Wonderland tumults
In a bizarre cinematic fable, Alice goes on dizzying science fiction voyages through time, and learns that the past cannot be changed
Now Burton and Depp return to weirdness and a bizarre cinematic fable. Their stars are waning.
The director of this excursion is Bobin, but he has learnt from Burton and Depp and woven in visions that could have sprung from the recent science fiction film Interstellar. What Carroll wrote they take as a flimsy platform for huge imaginative leaps.
Science fiction in Wonderland? Sure. The books are founded on fantasy — Alice’s dreams — but here the teen (Wasikowska) returns to the strange land via a mirror, where she finds the Mad Hatter (an understandably gloomy Depp) at death’s door. An aural glimpse of the hookah-puffing caterpillar (voiced by Rickman) gives the game away, but we re-encounter the Red Queen (Bonham Carter) screeching as normal (“Off with their heads!”) and, far more prominently, a White Queen (Hathaway), who symbolises goodness at the end of the mission — the chess structure of Carroll’s original is cut.
The whirling tumults to which Alice is subjected are her travels through time. Time himself (Baron Cohen) presides over the colossal clockwork engine that drives the world, and Alice steals from him a key component, to journey into the past, change it, and rescue the Hatter from pale extinction. In these dizzying voyages, time is represented by vast waves and mind-bending curves. Alice learns that the past cannot be changed; we must all die, and Time is not so much a monster as a mentor.
There are indeed monsters, courtesy of computer magic. The conjoined twins Tweedledee and Tweedledum (both played by Lucas) mesh well with other devilish conceptions — little mechanical beings and others, many voiced by Fry, Sheen and Spall.
Ifans has a quasi-romantic role.

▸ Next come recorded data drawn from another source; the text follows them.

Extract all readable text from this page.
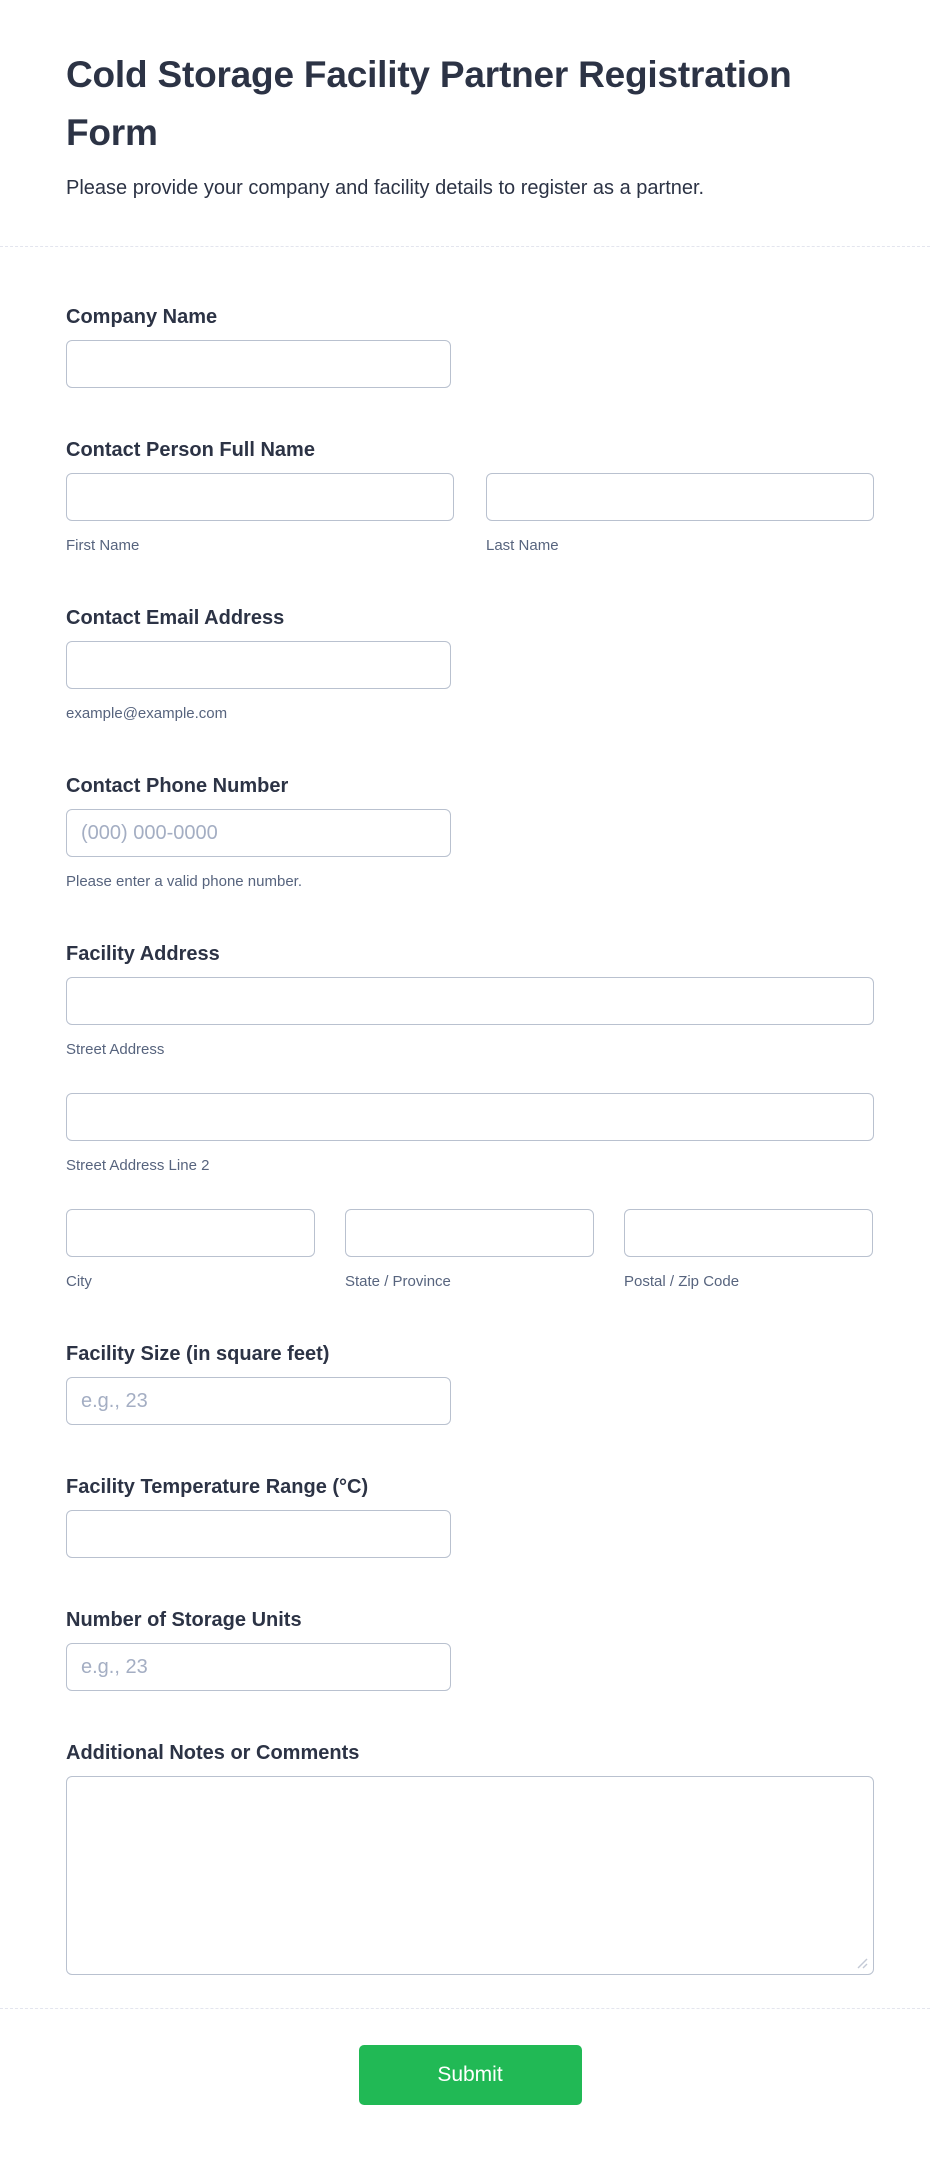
Cold Storage Facility Partner Registration Form

Please provide your company and facility details to register as a partner.

Company Name
Contact Person Full Name
First Name	Last Name
Contact Email Address
example@example.com
Contact Phone Number
(000) 000-0000
Please enter a valid phone number.
Facility Address
Street Address
Street Address Line 2
City	State / Province	Postal / Zip Code
Facility Size (in square feet)
e.g., 23
Facility Temperature Range (°C)
Number of Storage Units
e.g., 23
Additional Notes or Comments
Submit
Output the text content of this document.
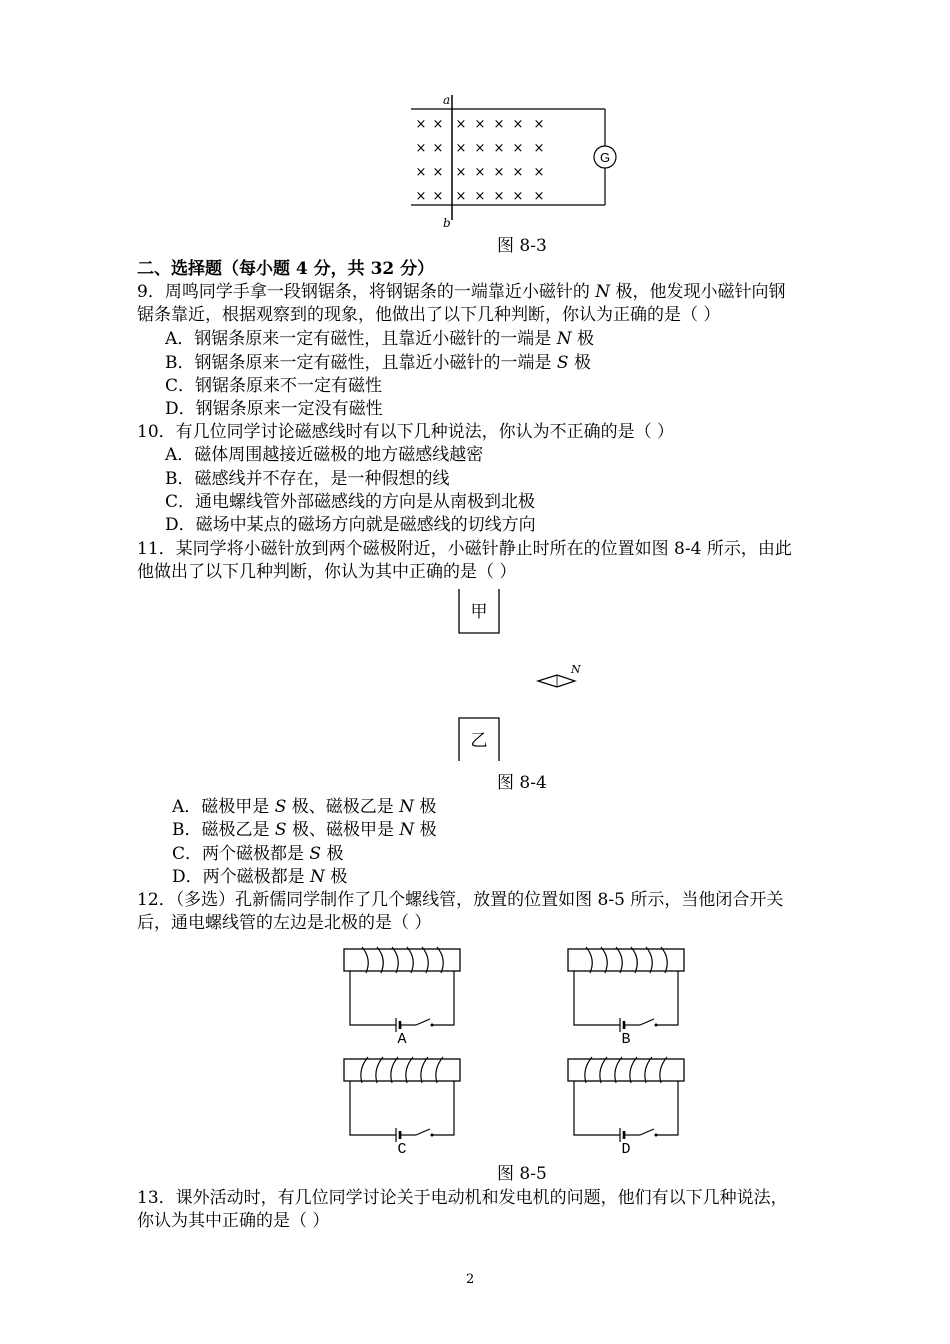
G
a
b
× × × × × × ×
× × × × × × ×
× × × × × × ×
× × × × × × ×
图 8-3
二、选择题（每小题 4 分，共 32 分）
9．周鸣同学手拿一段钢锯条，将钢锯条的一端靠近小磁针的 N 极，他发现小磁针向钢
锯条靠近，根据观察到的现象，他做出了以下几种判断，你认为正确的是（ ）
A．钢锯条原来一定有磁性，且靠近小磁针的一端是 N 极
B．钢锯条原来一定有磁性，且靠近小磁针的一端是 S 极
C．钢锯条原来不一定有磁性
D．钢锯条原来一定没有磁性
10．有几位同学讨论磁感线时有以下几种说法，你认为不正确的是（ ）
A．磁体周围越接近磁极的地方磁感线越密
B．磁感线并不存在，是一种假想的线
C．通电螺线管外部磁感线的方向是从南极到北极
D．磁场中某点的磁场方向就是磁感线的切线方向
11．某同学将小磁针放到两个磁极附近，小磁针静止时所在的位置如图 8-4 所示，由此
他做出了以下几种判断，你认为其中正确的是（ ）
甲
乙
N
图 8-4
A．磁极甲是 S 极、磁极乙是 N 极
B．磁极乙是 S 极、磁极甲是 N 极
C．两个磁极都是 S 极
D．两个磁极都是 N 极
12．（多选）孔新儒同学制作了几个螺线管，放置的位置如图 8-5 所示，当他闭合开关
后，通电螺线管的左边是北极的是（ ）
A	B
C	D
图 8-5
13．课外活动时，有几位同学讨论关于电动机和发电机的问题，他们有以下几种说法，
你认为其中正确的是（ ）
2
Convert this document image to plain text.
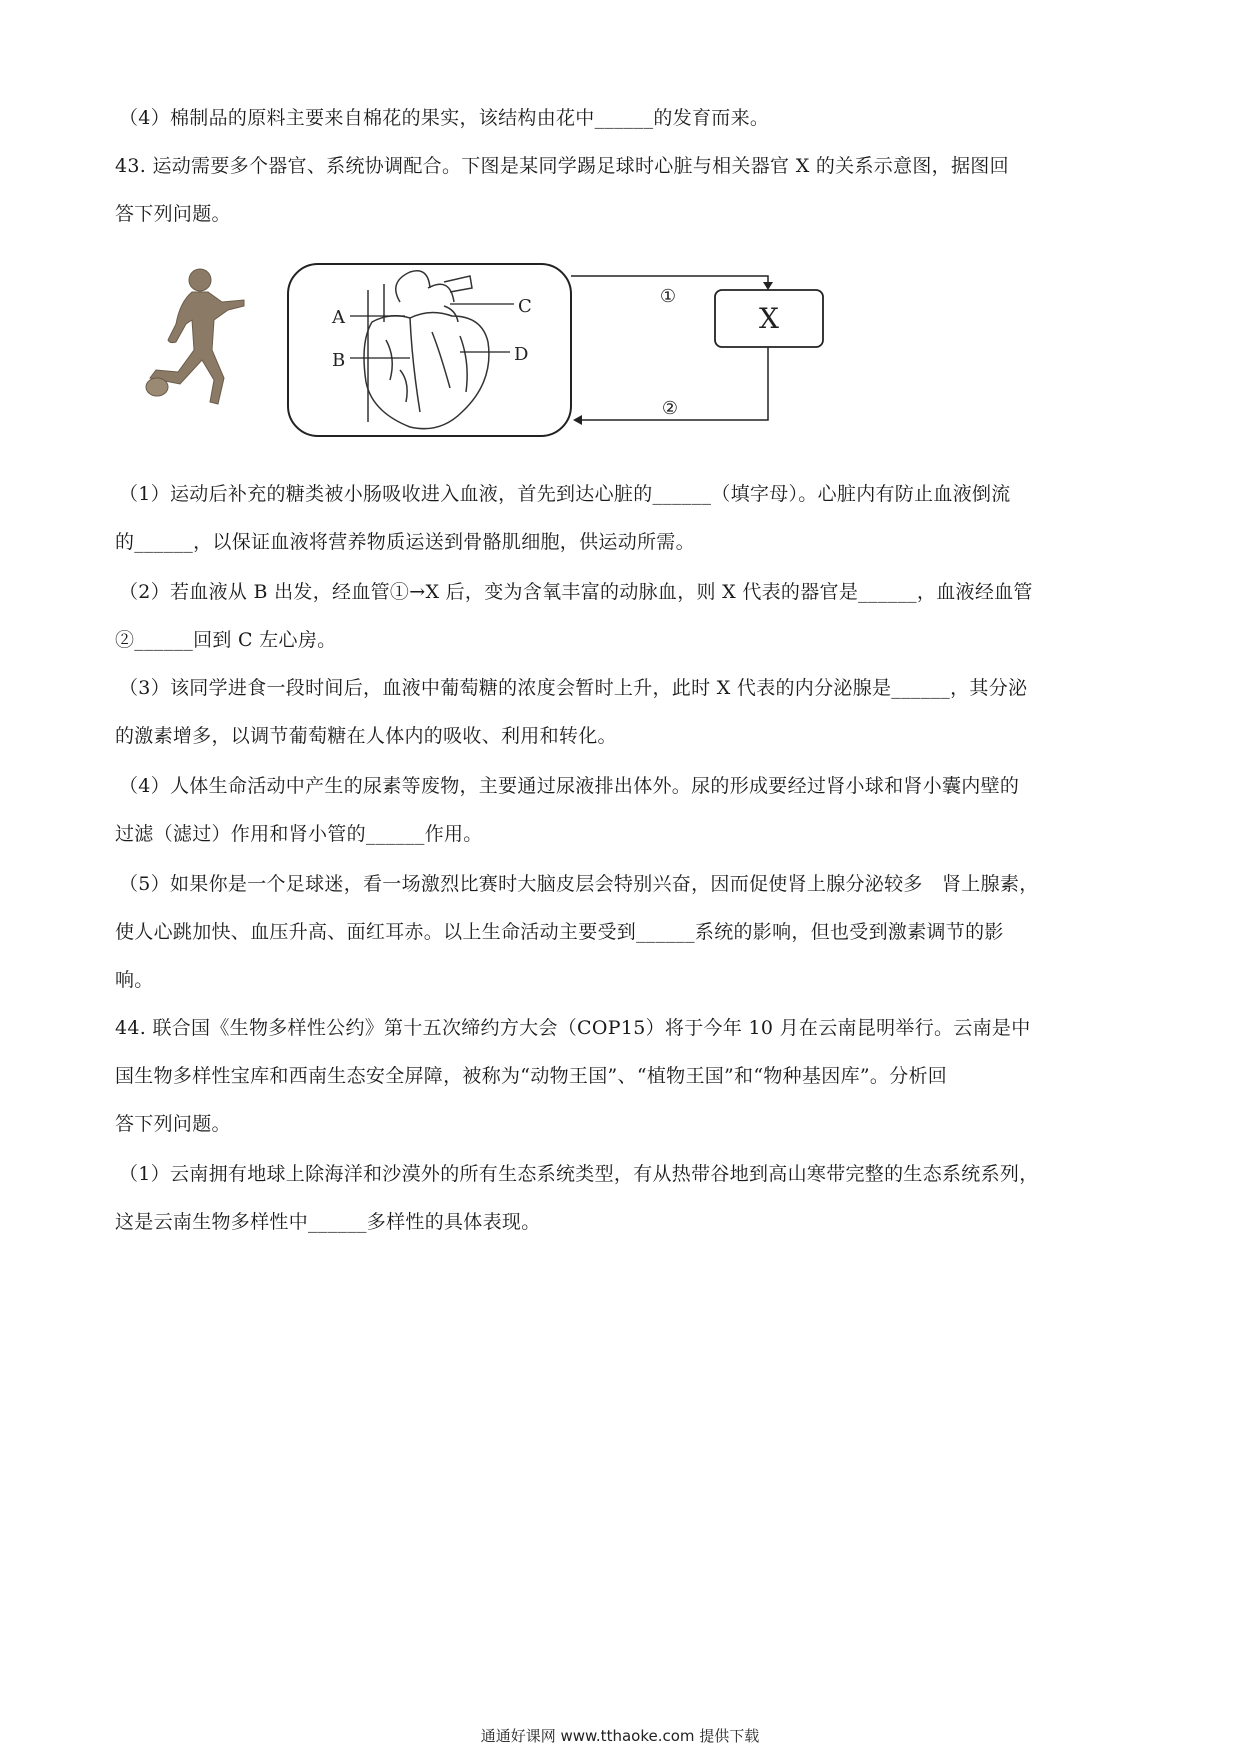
（4）棉制品的原料主要来自棉花的果实，该结构由花中______的发育而来。

43. 运动需要多个器官、系统协调配合。下图是某同学踢足球时心脏与相关器官 X 的关系示意图，据图回
答下列问题。

A
B
C
D
X
①
②

（1）运动后补充的糖类被小肠吸收进入血液，首先到达心脏的______（填字母）。心脏内有防止血液倒流
的______，以保证血液将营养物质运送到骨骼肌细胞，供运动所需。

（2）若血液从 B 出发，经血管①→X 后，变为含氧丰富的动脉血，则 X 代表的器官是______，血液经血管
②______回到 C 左心房。

（3）该同学进食一段时间后，血液中葡萄糖的浓度会暂时上升，此时 X 代表的内分泌腺是______，其分泌
的激素增多，以调节葡萄糖在人体内的吸收、利用和转化。

（4）人体生命活动中产生的尿素等废物，主要通过尿液排出体外。尿的形成要经过肾小球和肾小囊内壁的
过滤（滤过）作用和肾小管的______作用。

（5）如果你是一个足球迷，看一场激烈比赛时大脑皮层会特别兴奋，因而促使肾上腺分泌较多　肾上腺素，
使人心跳加快、血压升高、面红耳赤。以上生命活动主要受到______系统的影响，但也受到激素调节的影
响。

44. 联合国《生物多样性公约》第十五次缔约方大会（COP15）将于今年 10 月在云南昆明举行。云南是中
国生物多样性宝库和西南生态安全屏障，被称为“动物王国”、“植物王国”和“物种基因库”。分析回
答下列问题。

（1）云南拥有地球上除海洋和沙漠外的所有生态系统类型，有从热带谷地到高山寒带完整的生态系统系列，
这是云南生物多样性中______多样性的具体表现。

通通好课网 www.tthaoke.com 提供下载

Alice has a “normal” mother (Duncan) but her role is to embody a savage Victorianism that would keep Alice from learning from her travails to step out into the real world and become (as in the first Alice) the captain of a ship — a peculiar choice for a woman of her time, but modernist. The mother learns, in turn, from Alice.
The underground issue of Bobin’s and Burton’s film is that we will never know on which side of the mirror we truly are. Menace is always lurking and only braveness (womanly courage) will break Alice free of the obnoxious men who cluster around her, besotted with their own superiority and scornful of her ventures into the-world-asit-is, or her private Wonderland made universal by visions and lessons. This underworld (freedom for women) will bypass most children who see the movie. But it’s there, a consequence of adulthood. (“We only have one family.”)
Alice is now tiny, now huge as her body shrinks and swells, a physical fate that might even have been in Carroll’s mysterious mind. Little girls grow up.